Career Tips – Stand out CV
Your CV is your first opportunity to market yourself to a company. It is vital that you create the right impression – it might be your only chance to persuade the reader to meet you. Often selectors will have to read a large pile of CVs, yours needs to stand out and get their attention.
Be professional – make sure you’re getting the right sort of attention. Use a professional e-mail address and be clear and logical with your layout. Use bullet points and a clear font to make it easy to read. Give the file a professional name such as “Jane Roberts CV March 2012” and save it as a pdf file as this limits the risk of different system versions.
Be individual – grab the recruiter’s attention with a great Personal Statement. Use this to quickly tell the reader why they should read on – make it brief, but informative and explain why you are uniquely suited to this role.
Be targeted – research the organisation and the role carefully. Direct your CV towards the skills needed for this job and highlight your most relevant experience. Add a covering letter to give more details about why you are suitable.

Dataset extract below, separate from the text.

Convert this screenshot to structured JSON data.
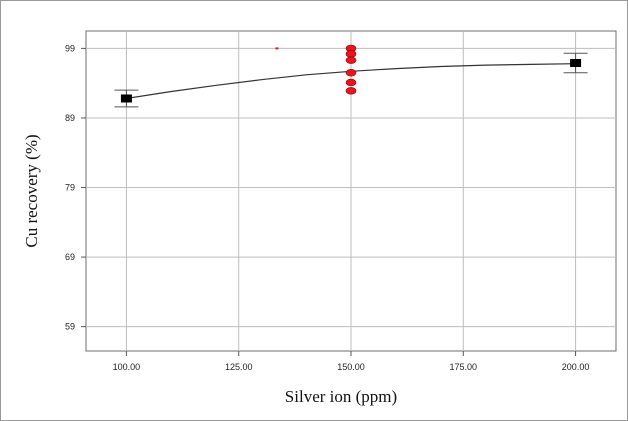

Be informative – your CV should be concise and to the point. An economical CV is lean, leaving out redundant information that isn’t relevant to the position you’re applying for.
Be positive - use action words such as developed, planned, organised, to get across what you have done in your previous roles. Be clear about achievements and responsibilities demonstrating these with examples.
Be enthusiastic – use examples that will show what a great asset you could be to this company. Show how you can use initiative, be flexible and adapt to change as these are qualities that are vital in the current climate.
Writing a CV or filling in an application is never easy. It takes time and effort to put together the evidence which will market you in the right way. Don’t rush it and don’t think that you can get away with using the same CV for every job that you apply for – make sure you review it every time and target your evidence appropriately.